La concentration du capital pendant la pandémie
- Sandy E. Ramirez Gutiérrez -
La pandémie causée par le virus du SARS-Cov-2 et
les mesures pour contenir sa propagation semblent
avoir plongé le capitalisme dans une nouvelle
crise depuis l'effondrement financier
de 2008. Selon les estimations des organismes
internationaux, le monde traverse la pire
récession depuis les années 1930 : le
Fonds monétaire international estime que le Grand
Confinement réduira le PNB de 3 %
en 2020, la Banque mondiale, plus pessimiste,
prévoit une baisse de 5,2 % et
l'Organisation de coopération et de développement
économiques, une baisse de 6 % s'il n'y
a pas de recrudescence de la pandémie. Pour ces
organisations et pour de nombreux analystes, la
stagnation économique et les inégalités engendrées
par cette crise ne peuvent être résolues sans
l'intervention directe des États qui doivent
favoriser des dépenses accrues pour élargir les
systèmes de santé, garantir les programmes sociaux
et encourager l'activité économique par des
crédits et des subventions aux entreprises, dans
une sorte de refondation du capitalisme ou, comme
le disent certains économistes, une suspension des
lois du capitalisme.[1]
Cependant, les signes d'une récession étaient
déjà présents avant la pandémie, comme l'analyse
François Chesnais (2020) sur la base de la
croissance de la capacité productive utilisée.[2] Ainsi, les
mesures imposées par l'urgence sanitaire, loin
d'être à l'origine de la pandémie, pourraient être
un facteur accélérant une restructuration de
l'économie mondiale qui ne « suspend » pas le
capitalisme, mais le consolide par une nouvelle
vague de décentralisation et de concentration du
capital selon la capacité de tirer profit des
changements qui ont surgi en raison de la
pandémie.
Pour ce qui est des
flux mondiaux de capitaux, les données liées aux
investissements étrangers directs (IED) montrent
une chute importante ayant des conséquences
diversifiées.
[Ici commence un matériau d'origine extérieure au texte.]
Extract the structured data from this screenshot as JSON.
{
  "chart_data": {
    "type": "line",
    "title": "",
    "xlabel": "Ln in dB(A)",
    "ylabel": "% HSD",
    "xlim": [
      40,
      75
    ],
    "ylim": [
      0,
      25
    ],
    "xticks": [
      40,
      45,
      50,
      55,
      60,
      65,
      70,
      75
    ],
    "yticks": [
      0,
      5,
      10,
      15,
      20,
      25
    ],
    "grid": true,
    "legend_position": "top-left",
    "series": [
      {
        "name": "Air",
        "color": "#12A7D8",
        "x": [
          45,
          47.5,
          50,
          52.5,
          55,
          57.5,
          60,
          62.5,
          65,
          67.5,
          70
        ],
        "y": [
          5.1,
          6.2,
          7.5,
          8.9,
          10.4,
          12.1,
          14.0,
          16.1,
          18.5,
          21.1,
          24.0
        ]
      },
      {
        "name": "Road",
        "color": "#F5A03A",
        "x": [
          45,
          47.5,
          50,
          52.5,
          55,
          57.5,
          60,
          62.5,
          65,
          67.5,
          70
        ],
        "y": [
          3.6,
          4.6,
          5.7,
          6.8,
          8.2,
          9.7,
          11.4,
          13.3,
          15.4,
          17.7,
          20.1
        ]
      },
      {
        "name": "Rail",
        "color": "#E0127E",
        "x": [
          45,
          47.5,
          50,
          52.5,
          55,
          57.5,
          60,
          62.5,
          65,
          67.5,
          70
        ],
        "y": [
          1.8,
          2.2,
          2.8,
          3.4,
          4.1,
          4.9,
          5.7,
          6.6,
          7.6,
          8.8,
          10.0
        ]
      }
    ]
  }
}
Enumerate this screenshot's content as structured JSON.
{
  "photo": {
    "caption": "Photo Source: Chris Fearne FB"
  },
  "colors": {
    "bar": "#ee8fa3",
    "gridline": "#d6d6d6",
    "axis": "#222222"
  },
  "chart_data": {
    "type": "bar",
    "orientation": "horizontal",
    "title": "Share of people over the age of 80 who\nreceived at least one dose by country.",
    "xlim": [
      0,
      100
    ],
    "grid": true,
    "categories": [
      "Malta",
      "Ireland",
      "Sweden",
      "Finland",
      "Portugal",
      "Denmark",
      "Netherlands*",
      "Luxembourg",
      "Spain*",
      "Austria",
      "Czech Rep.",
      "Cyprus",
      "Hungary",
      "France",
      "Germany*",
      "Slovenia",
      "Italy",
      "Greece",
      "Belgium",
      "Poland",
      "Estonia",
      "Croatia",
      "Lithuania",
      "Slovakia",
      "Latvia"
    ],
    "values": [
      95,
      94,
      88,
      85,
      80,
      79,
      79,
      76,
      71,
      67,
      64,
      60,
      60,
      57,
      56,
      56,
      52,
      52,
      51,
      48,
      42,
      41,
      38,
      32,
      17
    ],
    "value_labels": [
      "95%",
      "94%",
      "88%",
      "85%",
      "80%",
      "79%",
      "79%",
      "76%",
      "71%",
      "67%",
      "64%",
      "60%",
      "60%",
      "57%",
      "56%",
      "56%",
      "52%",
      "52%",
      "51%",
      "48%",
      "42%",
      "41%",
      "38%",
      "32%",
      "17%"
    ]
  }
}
La Conférence des Nations unies sur
le commerce et le développement (CNUCED) a prévu
une réduction de près de 40 % des IED
en 2020 comparativement à 2019 et
entre 45 % et 50 %
en 2021 en raison des mesures de confinement
imposées à la presque totalité du monde. Il
s'ensuit un choc de l'offre et de la demande pour
les entreprises transnationales, surtout pour les
industries les plus intensives des chaînes
d'approvisionnement mondiales telles que
l'industrie manufacturière et le secteur de
l'extraction. Selon le rapport de la CNUCED, les
100 plus importantes entreprises transnationales
ont révisé à la baisse leurs prévisions de profits
en 2020, mais le secteur de l'automobile et
les entreprises d'extraction (en particulier les
secteurs minier et pétrolier) sont les plus
touchés, alors même que les entreprises
pharmaceutiques et les grandes entreprises
technologiques ont ajusté leurs prévisions à la
hausse.
Ce sont aussi les entreprises technologiques qui
ont été les plus internationalisées et
concentrées. Selon le rapport, entre 2017
et 2019, le nombre d'entreprises de haute
technologie a diminué alors qu'elles augmentaient
leur part de ventes à l'étranger, se situant dans
les 100 premiers, grâce à deux stratégies. La
première, par l'achat de start-ups (des
entreprises relativement petites, à forte
composante technologique et offrant de grandes
possibilités de croissance) pour accéder aux
innovations et, la deuxième, par l'intégration
verticale, en élargissant le contenu de leurs
plateformes ou en pénétrant des créneaux du
marché. Les deux courants se sont renforcés
pendant la pandémie. Par exemple, en
mai 2020, des grandes entreprises de haute
technologie ont annoncé avoir fait 15
acquisitions, six de plus qu'au mois de
mai 2019. Ce qui illustre bien la deuxième
stratégie par les dépenses accrues d'Apple et
Alphabet pour offrir des services de
radiodistribution, développer des jeux vidéo, et
réaliser des émissions de télévision et des films.[3]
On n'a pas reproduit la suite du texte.